Kunqu opera originated in the 14th century in Kunshan, Suzhou. Later, through the improvements of Wei Liangfu and others, it spread across the country and is honored as the “ancestor of all operas.” The statue in the photo is Wei Liangfu. He held offices in the Ministry of Works, Ministry of Revenue, Ministry of Justice, and served as Surveillance Vice Commissioner of Guangxi and Administration Commissioner of Shandong. He was an outstanding opera musician and reformer during the Jiajing reign of the Ming Dynasty, and the founding father of Kunqu (southern opera). He made outstanding contributions to the artistic development of Kunshan qiang and was later honored as “the ancestor of Kunqu,” even known as the “Saint of Music” in operatic circles.

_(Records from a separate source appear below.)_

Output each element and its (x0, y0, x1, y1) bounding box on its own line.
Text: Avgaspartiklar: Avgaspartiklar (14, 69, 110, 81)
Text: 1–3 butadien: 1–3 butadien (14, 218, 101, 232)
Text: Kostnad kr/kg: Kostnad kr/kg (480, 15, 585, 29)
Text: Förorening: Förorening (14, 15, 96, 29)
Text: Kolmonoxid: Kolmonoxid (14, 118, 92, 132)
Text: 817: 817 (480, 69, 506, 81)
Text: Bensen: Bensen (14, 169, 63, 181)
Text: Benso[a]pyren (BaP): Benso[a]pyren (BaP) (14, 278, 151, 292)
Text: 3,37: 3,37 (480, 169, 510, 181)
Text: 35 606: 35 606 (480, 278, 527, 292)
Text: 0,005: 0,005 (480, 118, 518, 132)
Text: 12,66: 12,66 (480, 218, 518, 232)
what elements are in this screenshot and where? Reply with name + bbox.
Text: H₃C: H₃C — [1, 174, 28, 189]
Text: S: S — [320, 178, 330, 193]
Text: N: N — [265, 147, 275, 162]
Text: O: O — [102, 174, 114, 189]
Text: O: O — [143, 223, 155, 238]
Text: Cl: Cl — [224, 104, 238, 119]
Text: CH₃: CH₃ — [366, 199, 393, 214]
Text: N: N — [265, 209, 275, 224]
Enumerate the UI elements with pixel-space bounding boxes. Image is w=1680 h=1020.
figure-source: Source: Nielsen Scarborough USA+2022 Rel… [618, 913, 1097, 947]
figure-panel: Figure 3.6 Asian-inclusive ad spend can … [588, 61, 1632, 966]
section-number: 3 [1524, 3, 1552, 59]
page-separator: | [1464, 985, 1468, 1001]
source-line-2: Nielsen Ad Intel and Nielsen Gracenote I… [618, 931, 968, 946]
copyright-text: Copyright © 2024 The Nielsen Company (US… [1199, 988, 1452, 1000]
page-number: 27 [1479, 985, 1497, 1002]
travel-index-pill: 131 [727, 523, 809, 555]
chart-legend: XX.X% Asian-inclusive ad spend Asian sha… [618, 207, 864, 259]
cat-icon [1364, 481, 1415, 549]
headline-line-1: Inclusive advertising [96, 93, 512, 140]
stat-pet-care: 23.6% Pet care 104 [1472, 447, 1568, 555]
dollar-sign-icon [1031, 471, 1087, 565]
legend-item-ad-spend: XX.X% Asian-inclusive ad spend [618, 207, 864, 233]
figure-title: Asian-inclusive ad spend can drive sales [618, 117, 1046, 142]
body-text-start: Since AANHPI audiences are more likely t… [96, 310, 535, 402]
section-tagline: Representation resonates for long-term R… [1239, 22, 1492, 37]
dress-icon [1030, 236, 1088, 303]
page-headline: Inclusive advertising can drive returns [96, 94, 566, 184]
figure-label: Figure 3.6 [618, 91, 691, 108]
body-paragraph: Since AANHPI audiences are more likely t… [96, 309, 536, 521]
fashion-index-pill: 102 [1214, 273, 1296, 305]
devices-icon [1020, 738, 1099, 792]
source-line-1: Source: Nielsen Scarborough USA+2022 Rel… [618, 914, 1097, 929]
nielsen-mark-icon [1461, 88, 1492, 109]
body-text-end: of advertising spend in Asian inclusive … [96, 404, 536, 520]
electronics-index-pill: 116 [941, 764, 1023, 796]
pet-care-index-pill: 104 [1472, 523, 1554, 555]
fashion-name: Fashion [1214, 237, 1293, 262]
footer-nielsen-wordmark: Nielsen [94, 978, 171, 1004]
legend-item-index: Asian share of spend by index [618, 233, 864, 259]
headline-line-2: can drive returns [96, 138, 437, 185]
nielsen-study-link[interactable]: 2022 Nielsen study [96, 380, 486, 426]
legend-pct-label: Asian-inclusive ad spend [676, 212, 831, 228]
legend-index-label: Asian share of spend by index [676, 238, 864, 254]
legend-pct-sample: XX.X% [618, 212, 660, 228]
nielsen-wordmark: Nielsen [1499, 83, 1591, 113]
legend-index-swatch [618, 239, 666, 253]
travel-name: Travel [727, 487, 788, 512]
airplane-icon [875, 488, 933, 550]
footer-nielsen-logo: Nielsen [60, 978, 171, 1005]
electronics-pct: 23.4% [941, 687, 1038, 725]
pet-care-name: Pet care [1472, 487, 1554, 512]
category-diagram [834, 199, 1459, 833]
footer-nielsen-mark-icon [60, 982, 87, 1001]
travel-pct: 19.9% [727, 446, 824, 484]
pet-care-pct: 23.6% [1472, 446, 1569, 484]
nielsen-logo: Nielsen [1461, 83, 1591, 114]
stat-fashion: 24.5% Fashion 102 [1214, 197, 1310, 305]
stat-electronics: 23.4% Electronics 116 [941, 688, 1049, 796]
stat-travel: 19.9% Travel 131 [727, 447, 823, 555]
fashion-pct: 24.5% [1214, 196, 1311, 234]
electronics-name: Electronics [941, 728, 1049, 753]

Jiachen Lane Brick Pagoda—listed as a National Key Cultural Relics Protection Unit in April 2013, in the seventh batch, classified as ancient architecture from the Song Dynasty. According to “Wumen Biaoyin,” there were once seven small brick pagodas in Suzhou, most built in the Song Dynasty. Two were lost long ago, two destroyed during the Qianlong reign of the Qing, the White Pagoda was pulled down in 1928 when Linton Road was widened, and the one on Lianxi Fang was also demolished when the street was widened in the 1950s. The sole survivor, recorded in “Wumen Biaoyin” as the second of the “Seven City Pagodas,” is this Jiachen Lane Brick Pagoda. Heading south from Cang Street across Ganjiang East Road, you reach Jiachen Lane. A hundred-odd meters into the lane, you will see the pagoda.

On the way from the old town to Baodai Bridge, I passed the Dongwu TV Tower, also known as Dongwu Pagoda. It stands 168 meters tall.

Baodai Bridge—listed as a National Key Cultural Relics Protection Unit on June 25, 2001, in the fifth batch, classified as ancient architecture from the Ming Dynasty. The bridge lies beside the Grand Canal to the west and spans the mouth of Tantai Lake. Along with Zhaozhou Bridge and Lugou Bridge, it is counted among China’s Ten Most Famous Bridges. Built entirely of Jinshan stone, the bridge is 316.8 meters long and has 53 arches. It is the longest multi-arch stone bridge among all surviving ancient bridges in China. Construction started between the 11th and 14th years of the Tang Yuanhe period (816–819 AD), and the present bridge was rebuilt during the Ming and Qing dynasties.

Baodai Bridge is quite well-known, but its surroundings today are messy and rather desolate. Visiting it, of course, requires no entrance ticket.